MCO’s The Great Divertimento can be heard via live stream on Thursday 5 November at Melbourne Digital Concert Hall.
Wolfgang Amadeus Mozart
Divertimento in E flat major K563
Allegro: Menuetto – Trio
Allegretto: Menuetto – Trio I – Trio II
Early in 1788 Wolfgang Amadeus Mozart (1756–1791) completed the Piano Concerto in D (K537); from June to August he wrote the Piano Sonata in C (K545), the three piano trios (K542, 548 & 564), and his final three symphonies 39, 40 and 41 (K548, 550 & 551). The work that is featured in this program, the Divertimento in E flat K563 for violin, viola and cello, was completed in September.
The work has the title Ein Divertimento … di sei pezzi (of six pieces). Interestingly, despite Mozart’s nomenclature, Grove Music Online lists this work in the category of “String sonatas, duos, trios” and not “Cassations, serenades, divertimentos, miscellaneous works”. Perhaps this was to imply the significance of the chamber work as having more ‘weight’ or import than a traditional divertimento.
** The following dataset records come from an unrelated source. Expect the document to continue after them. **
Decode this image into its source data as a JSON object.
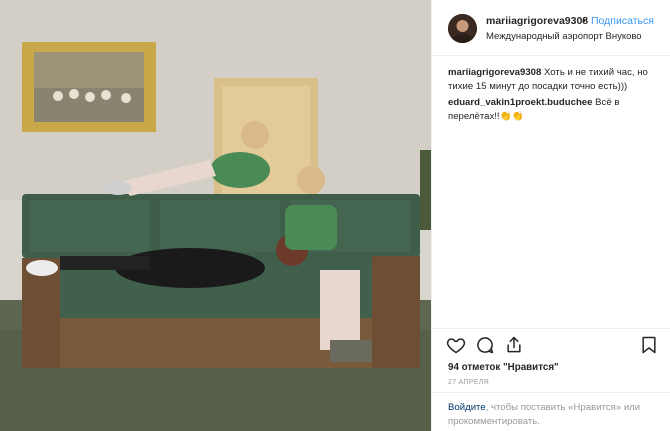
{
  "post": {
    "username": "mariiagrigoreva9308",
    "separator": "•",
    "follow_label": "Подписаться",
    "location": "Международный аэропорт Внуково"
  },
  "comments": [
    {
      "user": "mariiagrigoreva9308",
      "text": " Хоть и не тихий час, но тихие 15 минут до посадки точно есть)))"
    },
    {
      "user": "eduard_vakin1proekt.buduchee",
      "text": " Всё в перелётах!!👏👏"
    }
  ],
  "actions": {
    "like_icon": "heart-icon",
    "comment_icon": "comment-icon",
    "share_icon": "share-icon",
    "save_icon": "bookmark-icon"
  },
  "likes": "94 отметок \"Нравится\"",
  "date": "27 АПРЕЛЯ",
  "login_prompt": {
    "link": "Войдите",
    "text": ", чтобы поставить «Нравится» или прокомментировать."
  },
  "colors": {
    "follow": "#3897f0",
    "muted": "#999999",
    "link": "#003569",
    "border": "#efefef",
    "sofa": "#3e5e4a"
  }
}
It is Mozart’s longest chamber composition and was written for Michael Puchberg, a good friend of the composer, and was premiered in Dresden in April 1789.
The opening Allegro is in sonata form. The development of the two main themes features brilliant passagework passed among the three instruments, producing some remarkable changes in texture. The beautifully lyrical Adagio that follows is also in sonata form, and the sonorous nocturnal quality of this movement is one of sheer elegance.
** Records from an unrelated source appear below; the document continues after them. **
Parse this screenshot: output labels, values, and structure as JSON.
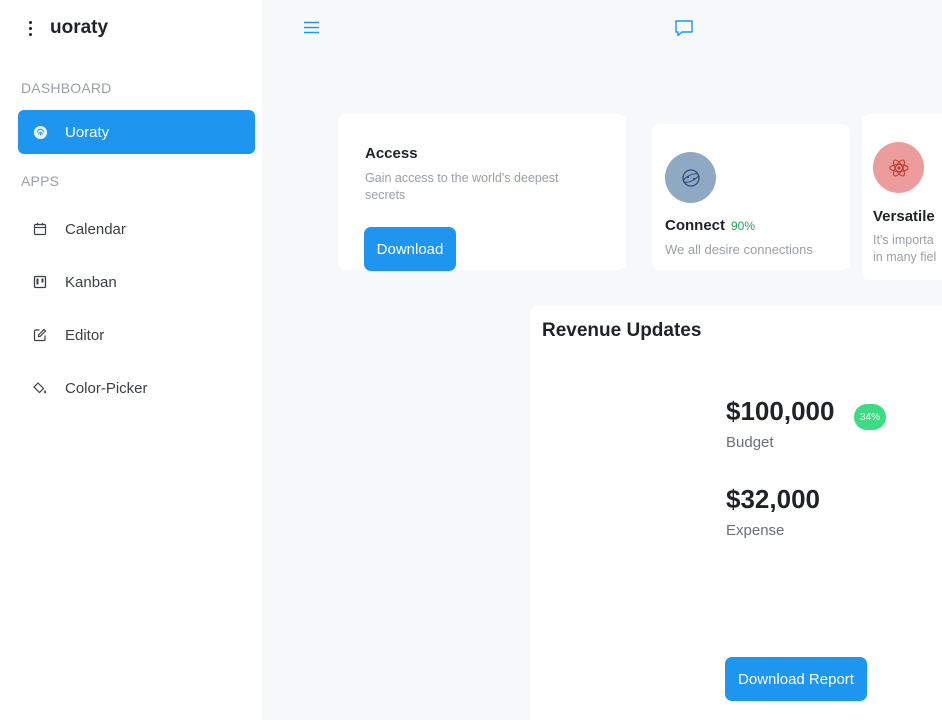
{
  "sidebar": {
    "brand": "uoraty",
    "sections": {
      "dashboard": "DASHBOARD",
      "apps": "APPS"
    },
    "dashboard_items": [
      {
        "label": "Uoraty",
        "icon": "fingerprint-icon"
      }
    ],
    "app_items": [
      {
        "label": "Calendar",
        "icon": "calendar-icon"
      },
      {
        "label": "Kanban",
        "icon": "kanban-icon"
      },
      {
        "label": "Editor",
        "icon": "edit-icon"
      },
      {
        "label": "Color-Picker",
        "icon": "paint-bucket-icon"
      }
    ]
  },
  "topbar": {
    "icons": [
      "menu-icon",
      "chat-icon"
    ]
  },
  "cards": {
    "access": {
      "title": "Access",
      "subtitle": "Gain access to the world's deepest secrets",
      "button": "Download"
    },
    "connect": {
      "title": "Connect",
      "percent": "90%",
      "subtitle": "We all desire connections",
      "icon": "globe-icon"
    },
    "versatile": {
      "title": "Versatile",
      "subtitle": "It's importa in many fiel",
      "icon": "atom-icon"
    }
  },
  "revenue": {
    "title": "Revenue Updates",
    "budget_value": "$100,000",
    "budget_badge": "34%",
    "budget_label": "Budget",
    "expense_value": "$32,000",
    "expense_label": "Expense",
    "button": "Download Report"
  },
  "colors": {
    "accent": "#1e96f0",
    "success": "#3ddc84",
    "connect_circle": "#8fa8c4",
    "versatile_circle": "#ec9c9c"
  }
}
The Allegro Menuetto – Trio is a lively and energetic contrasting movement distinguished by its cross-rhythms. Like the opening movement, the materials are shared equally around the three instruments. The Andante is a relatively simple song-like theme with a series of variations that gradually develop in contrapuntal invention and display.
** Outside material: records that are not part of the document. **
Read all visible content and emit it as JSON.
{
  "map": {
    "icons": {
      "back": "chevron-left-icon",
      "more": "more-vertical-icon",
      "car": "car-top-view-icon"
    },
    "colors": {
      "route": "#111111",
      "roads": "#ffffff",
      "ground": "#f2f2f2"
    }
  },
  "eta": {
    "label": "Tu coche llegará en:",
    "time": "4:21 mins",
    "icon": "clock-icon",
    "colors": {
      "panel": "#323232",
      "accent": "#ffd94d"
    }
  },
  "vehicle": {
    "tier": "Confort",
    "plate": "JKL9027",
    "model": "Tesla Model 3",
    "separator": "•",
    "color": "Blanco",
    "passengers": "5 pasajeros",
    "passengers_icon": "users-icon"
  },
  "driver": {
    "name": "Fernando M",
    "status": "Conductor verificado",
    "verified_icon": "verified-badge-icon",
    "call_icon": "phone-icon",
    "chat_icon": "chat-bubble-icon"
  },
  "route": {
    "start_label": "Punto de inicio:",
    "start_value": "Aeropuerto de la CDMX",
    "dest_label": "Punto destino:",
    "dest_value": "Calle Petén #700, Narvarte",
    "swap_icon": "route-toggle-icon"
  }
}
The second Menuetto (Allegretto), which features two contrasting trios, is gracious and courtly in character. The final Allegro is a rondo, the main theme of which corresponds in character to the finales of the later Piano Concerto K 595 and the Clarinet Concerto K 622. The movement is packed with rhythmic and contrapuntal devices that take the work to a spirited end.